Après un moment, rougissante, elle demanda : 
- He bien où commençons-nous ?
- Remettez-vous en à moi. Habituellement, j'essaye deux fois dans la baignoire, une fois sur le canapé et éventuellement deux fois sur le lit. Parfois, le sol du salon c'est sympa aussi.
- On peut vraiment faire ça n'importe où !! Baignoire, sol du salon ? Pas étonnant que Jean, mon mari, n'y soit pas arrivé.
- Madame, aucun de nous ne peut garantir un bon résultat à chaque fois. Mais si nous essayons plusieurs positions et que je prenne suivant six ou sept angles, je suis certain que vous serez satisfaite des résultats
- Mais ça fait beaucoup, quand même... s'étrangla Mme Dunnet.
- Madame, suivant ma méthode, un homme doit prendre son temps. J'aimerais entrer et sortir en moins 5 minutes mais vous seriez déçue, j'en suis sûr.
- Je ne savais pas, fit timidement Mme Dunnet.
Le photographe ouvrit sa sacoche et sortit un album de photos de bébés.
- Celui-ci a été fait sur le toit d'un bus à Londres.
- Oh, mon Dieu ! S'exclama Mme Dunnet, triturant son mouchoir.
- Et pour ces jumeaux, le résultat est exceptionnellement bon quand vous considérez combien ça a pu être difficile pour la mère.
- Elle a eu des difficultés ?? Demanda Mme Dunnet.
- Ho que oui ! J'ai dû l'emmener au Zoo de Vincennes pour faire correctement le boulot. Les gens se sont agglutinés sur 4 ou 5 rangs, se poussant pour avoir la meilleure vue. Une vraie représentation théâtrale.
- 4 ou 5 rangs ?? Demanda Mme Dunnet, les yeux écarquillés d'étonnement.
- Oui, répondit le photographe, Et ça a duré plus de 3 heures! La mère criait et hurlait sans arrêt.
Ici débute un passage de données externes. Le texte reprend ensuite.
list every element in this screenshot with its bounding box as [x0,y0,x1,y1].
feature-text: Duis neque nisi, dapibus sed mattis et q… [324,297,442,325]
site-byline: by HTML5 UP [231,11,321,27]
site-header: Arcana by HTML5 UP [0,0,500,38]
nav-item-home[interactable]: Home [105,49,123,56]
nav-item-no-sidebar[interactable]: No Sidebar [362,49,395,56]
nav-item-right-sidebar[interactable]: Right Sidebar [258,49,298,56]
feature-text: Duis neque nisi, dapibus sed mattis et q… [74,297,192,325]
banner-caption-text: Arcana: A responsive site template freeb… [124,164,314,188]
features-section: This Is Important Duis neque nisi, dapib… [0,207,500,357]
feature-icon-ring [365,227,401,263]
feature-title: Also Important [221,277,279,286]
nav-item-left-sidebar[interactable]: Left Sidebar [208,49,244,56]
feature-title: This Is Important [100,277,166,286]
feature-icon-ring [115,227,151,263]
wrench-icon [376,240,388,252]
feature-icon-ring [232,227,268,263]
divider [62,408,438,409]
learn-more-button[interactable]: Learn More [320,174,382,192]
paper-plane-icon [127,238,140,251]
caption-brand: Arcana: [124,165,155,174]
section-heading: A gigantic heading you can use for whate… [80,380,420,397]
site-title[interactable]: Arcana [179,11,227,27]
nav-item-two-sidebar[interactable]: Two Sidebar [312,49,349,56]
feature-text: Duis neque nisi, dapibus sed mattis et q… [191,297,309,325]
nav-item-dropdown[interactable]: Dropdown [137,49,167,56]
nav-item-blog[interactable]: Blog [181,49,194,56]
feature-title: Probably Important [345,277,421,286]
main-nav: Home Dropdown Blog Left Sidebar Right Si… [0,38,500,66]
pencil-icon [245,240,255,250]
J'avais du mal à me concentrer.
Quand le soir est tombé, j'ai pu enfin commencer.  Et puis, quand les écureuils se sont mis à mordiller mon équipement, j'ai juste eu le temps de tout remballer.
Mme Dunnet se pencha :
- Vous voulez dire que les écureuils ont mâché votre...hum...équipement ??
- Exact. Bon, Madame, si vous êtes prête, je vais installer mon trépied et nous pourrons commencer.
- Votre.... TRÉPIED ???
- Oh oui, j'ai besoin d'utiliser un trépied pour maintenir mon Canon.  Il est vraiment trop gros pour que je puisse le tenir longtemps...
- Madame, tout va bien ??? Madame ???
- ???
- MADAME ????
Oh mon Dieu, elle s'est évanouie !





Le Simplet du Village

Un gars rencontre le simplet du village qui a un grand sourire aux lèvres.
Alors Julien ? Pourquoi as tu l'air aussi heureux ?
Ben, tu sais que j'habite près de la voie de chemin de fer et cette nuit en rentrant chez moi à pied j'ai trouvé une  nana ligotée sur les rails,  comme dans les films !
Non, tu rigoles ?
Pas du tout, je suis très sérieux, je l'ai détachée et je l'ai emmenée à la maison et bref, on a baisé toute la nuit, en levrette,   position du missionnaire, dessus, dessous devant derrière, c'était trop !!!
T'en as du bol, et dis-voir....... Elle t'a fait une pipe?
Ben non, j'ai pas retrouvé la tête ...
 
 



TRADER DE SINGES

Une fois dans un village, un homme apparut et annonça aux villageois qu'il achèterait des singes pour 10 $ chacun.
Les villageois, sachant qu'il y avait des singes dans la région, partirent dans la forêt et commencèrent a attraper les singes.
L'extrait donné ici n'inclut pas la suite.